Jesse Gibbs confined to his hospital bed with a metal brace keeping his bones in place.

However, when attempting to cross at an intersection, Gibbs asserted that taxi driver, identified only as “Rudy,” then attempted to make a last minute turn. It was at this point the front of Gibbs’ bike smashed into the car, pitching the bike forward with Gibbs and pillion Marino Matthias. Gibbs skidded along the road with his bike sustaining several scrapes and bruises in addition to his mangled leg. Matthias, who was unseated in the collision, ended up underneath Rudy’s car, left to the mercy of the taxi driver who kept revving his engine in an attempt to escape the scene.

Gibbs said that he remembered calling his sister and begging her to come to his aid. According to him, public-spirited citizens assisted him and his friend to the Diamond Diagnostics Centre in a private car.
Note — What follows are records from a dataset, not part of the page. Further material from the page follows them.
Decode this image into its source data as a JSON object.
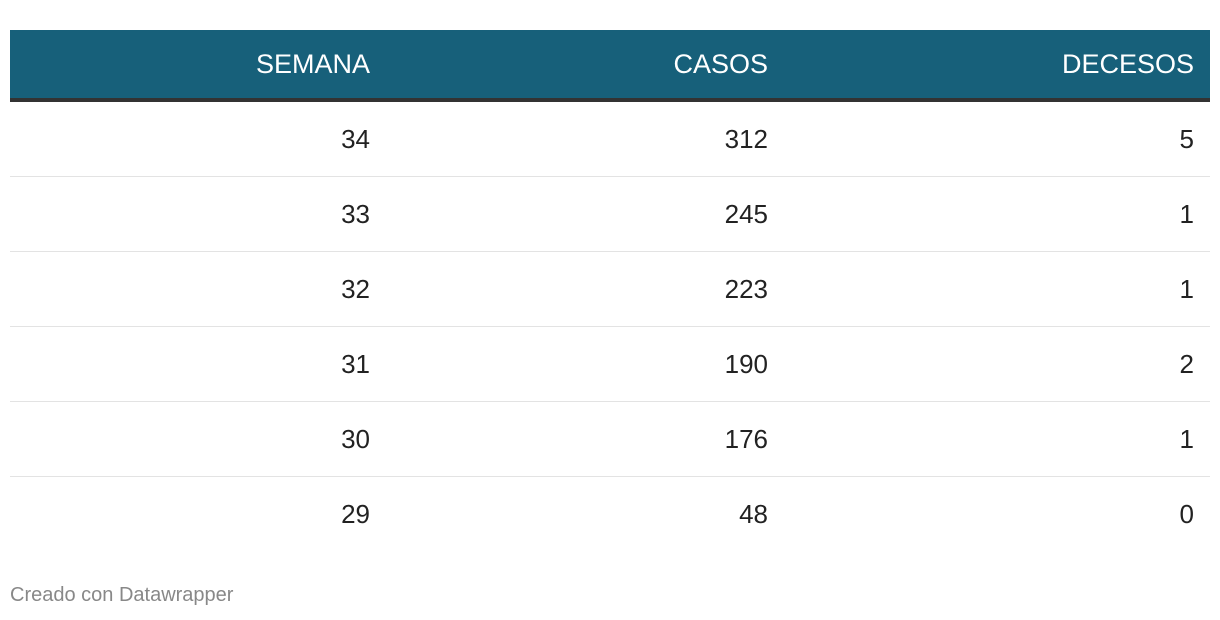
{
  "table": {
    "columns": [
      "SEMANA",
      "CASOS",
      "DECESOS"
    ],
    "rows": [
      [
        34,
        312,
        5
      ],
      [
        33,
        245,
        1
      ],
      [
        32,
        223,
        1
      ],
      [
        31,
        190,
        2
      ],
      [
        30,
        176,
        1
      ],
      [
        29,
        48,
        0
      ]
    ]
  },
  "footer": "Creado con Datawrapper"
}
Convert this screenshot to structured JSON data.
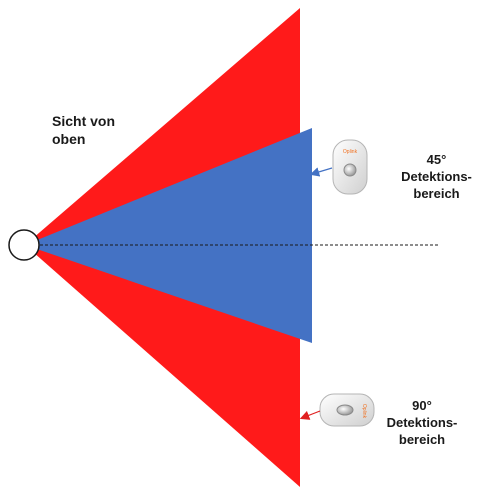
{
  "labels": {
    "view": "Sicht von\noben",
    "sensor_45": "45° Detektions-\nbereich",
    "sensor_90": "90°\nDetektions-\nbereich"
  },
  "sensor_brand": "Oplink",
  "colors": {
    "outer_range": "#FF1A1A",
    "inner_range": "#4472C4",
    "sensor_45_arrow": "#4472C4",
    "sensor_90_arrow": "#E02020",
    "brand_text": "#F07020"
  }
}
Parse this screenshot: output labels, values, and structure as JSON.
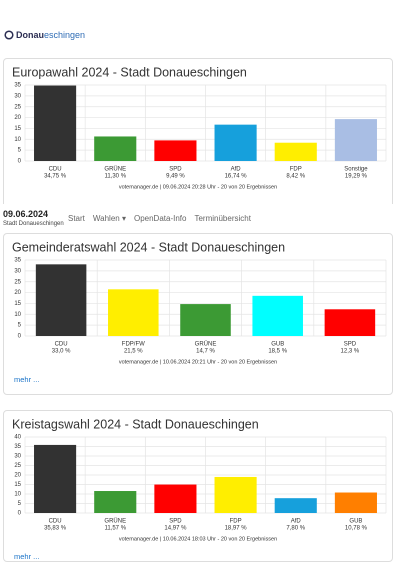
{
  "logo": {
    "part1": "Donau",
    "part2": "eschingen"
  },
  "navbar": {
    "date": "09.06.2024",
    "place": "Stadt Donaueschingen",
    "items": [
      "Start",
      "Wahlen ▾",
      "OpenData-Info",
      "Terminübersicht"
    ]
  },
  "chart_data": [
    {
      "type": "bar",
      "title": "Europawahl 2024 - Stadt Donaueschingen",
      "categories": [
        "CDU",
        "GRÜNE",
        "SPD",
        "AfD",
        "FDP",
        "Sonstige"
      ],
      "values": [
        34.75,
        11.3,
        9.49,
        16.74,
        8.42,
        19.29
      ],
      "value_labels": [
        "34,75 %",
        "11,30 %",
        "9,49 %",
        "16,74 %",
        "8,42 %",
        "19,29 %"
      ],
      "colors": [
        "#323232",
        "#3c9a34",
        "#ff0000",
        "#16a0dc",
        "#ffee00",
        "#a9bee4"
      ],
      "ylim": [
        0,
        35
      ],
      "yticks": [
        0,
        5,
        10,
        15,
        20,
        25,
        30,
        35
      ],
      "grid": true,
      "footer": "votemanager.de | 09.06.2024 20:28 Uhr - 20 von 20 Ergebnissen"
    },
    {
      "type": "bar",
      "title": "Gemeinderatswahl 2024 - Stadt Donaueschingen",
      "categories": [
        "CDU",
        "FDP/FW",
        "GRÜNE",
        "GUB",
        "SPD"
      ],
      "values": [
        33.0,
        21.5,
        14.7,
        18.5,
        12.3
      ],
      "value_labels": [
        "33,0 %",
        "21,5 %",
        "14,7 %",
        "18,5 %",
        "12,3 %"
      ],
      "colors": [
        "#323232",
        "#ffee00",
        "#3c9a34",
        "#00ffff",
        "#ff0000"
      ],
      "ylim": [
        0,
        35
      ],
      "yticks": [
        0,
        5,
        10,
        15,
        20,
        25,
        30,
        35
      ],
      "grid": true,
      "footer": "votemanager.de | 10.06.2024 20:21 Uhr - 20 von 20 Ergebnissen",
      "link": "mehr ..."
    },
    {
      "type": "bar",
      "title": "Kreistagswahl 2024 - Stadt Donaueschingen",
      "categories": [
        "CDU",
        "GRÜNE",
        "SPD",
        "FDP",
        "AfD",
        "GUB"
      ],
      "values": [
        35.83,
        11.57,
        14.97,
        18.97,
        7.8,
        10.78
      ],
      "value_labels": [
        "35,83 %",
        "11,57 %",
        "14,97 %",
        "18,97 %",
        "7,80 %",
        "10,78 %"
      ],
      "colors": [
        "#323232",
        "#3c9a34",
        "#ff0000",
        "#ffee00",
        "#16a0dc",
        "#ff7f00"
      ],
      "ylim": [
        0,
        40
      ],
      "yticks": [
        0,
        5,
        10,
        15,
        20,
        25,
        30,
        35,
        40
      ],
      "grid": true,
      "footer": "votemanager.de | 10.06.2024 18:03 Uhr - 20 von 20 Ergebnissen",
      "link": "mehr ..."
    }
  ]
}
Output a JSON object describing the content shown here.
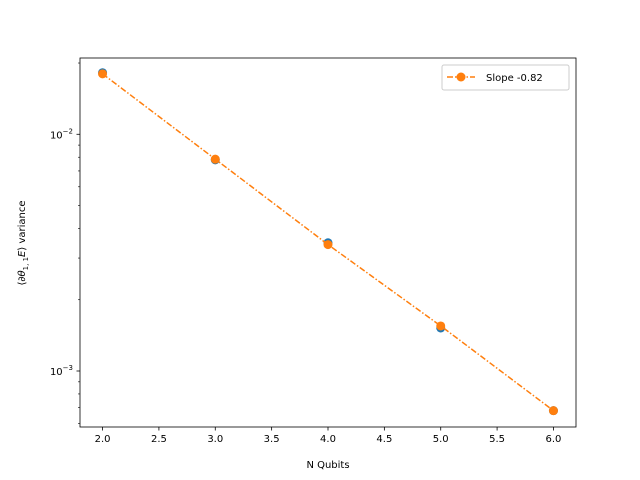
{
  "chart_data": {
    "type": "scatter",
    "xlabel": "N Qubits",
    "ylabel_parts": {
      "open": "⟨∂",
      "theta": "θ",
      "sub": "1, 1",
      "E": "E",
      "close": "⟩ variance"
    },
    "x_scale": "linear",
    "y_scale": "log",
    "xlim": [
      1.8,
      6.2
    ],
    "ylim": [
      0.00058,
      0.021
    ],
    "x_ticks": [
      2.0,
      2.5,
      3.0,
      3.5,
      4.0,
      4.5,
      5.0,
      5.5,
      6.0
    ],
    "x_tick_labels": [
      "2.0",
      "2.5",
      "3.0",
      "3.5",
      "4.0",
      "4.5",
      "5.0",
      "5.5",
      "6.0"
    ],
    "y_major_ticks": [
      0.001,
      0.01
    ],
    "y_major_tick_labels": [
      {
        "base": "10",
        "exp": "−3"
      },
      {
        "base": "10",
        "exp": "−2"
      }
    ],
    "y_minor_ticks": [
      0.0006,
      0.0007,
      0.0008,
      0.0009,
      0.002,
      0.003,
      0.004,
      0.005,
      0.006,
      0.007,
      0.008,
      0.009,
      0.02
    ],
    "grid": false,
    "legend_position": "upper right",
    "series": [
      {
        "style": "markers",
        "color": "#1f77b4",
        "x": [
          2,
          3,
          4,
          5,
          6
        ],
        "y": [
          0.0182,
          0.0078,
          0.00348,
          0.00152,
          0.00068
        ]
      },
      {
        "name": "Slope -0.82",
        "style": "dashdot-line-markers",
        "color": "#ff7f0e",
        "x": [
          2,
          3,
          4,
          5,
          6
        ],
        "y": [
          0.018,
          0.00785,
          0.00342,
          0.00155,
          0.00068
        ]
      }
    ]
  }
}
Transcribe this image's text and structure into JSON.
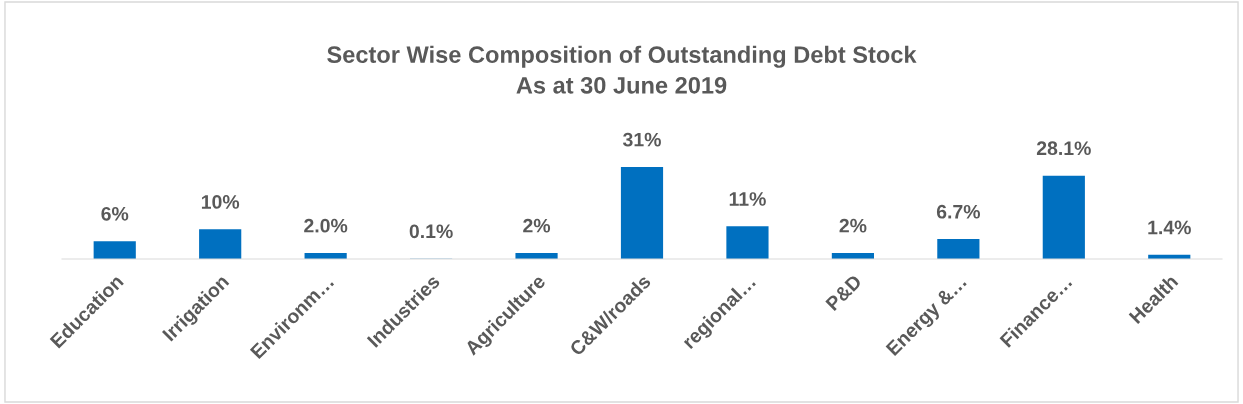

He related that he was bleeding profusely and the medics at the center tried their best to stabilise him while they awaited transport to GPH. He recounted that he arrived at GPH in an ambulance about an hour later and has been there since.

Gibbs said that every day he spends in the hospital puts additional strain on his family. Gibbs is the father of two daughters, aged two months and three months, from different mothers. He lamented that of the two options he must choose from to continue his life neither is ideal. He explained that he can opt to allow the doctors to replace the bone in his foot with another bone from his body and allow it to extend, a process which will take a year. Or, he can choose to allow his foot to heal, resulting in the injured foot being ten inches shorter than the other.

Additionally, he said that his boss at Neal and Massy, where he worked as a custodian, informed him that if he cannot walk he does not have a job.

He said that in spite of all of this, his family must still buy his medications and pay for certain services the hospital cannot perform.

Gibbs related that the driver reached out to his sister claiming that he received the number from the police.

The man then called Gibbs offering a settlement of $200,000. Gibbs said that this amount is insubstantial given the hardships he has been forced to endure along with the possibility that he may be confined to bed for year.

Gibbs said that if a better offer is made he will take it, however, if it is insufficient he will take the case to court.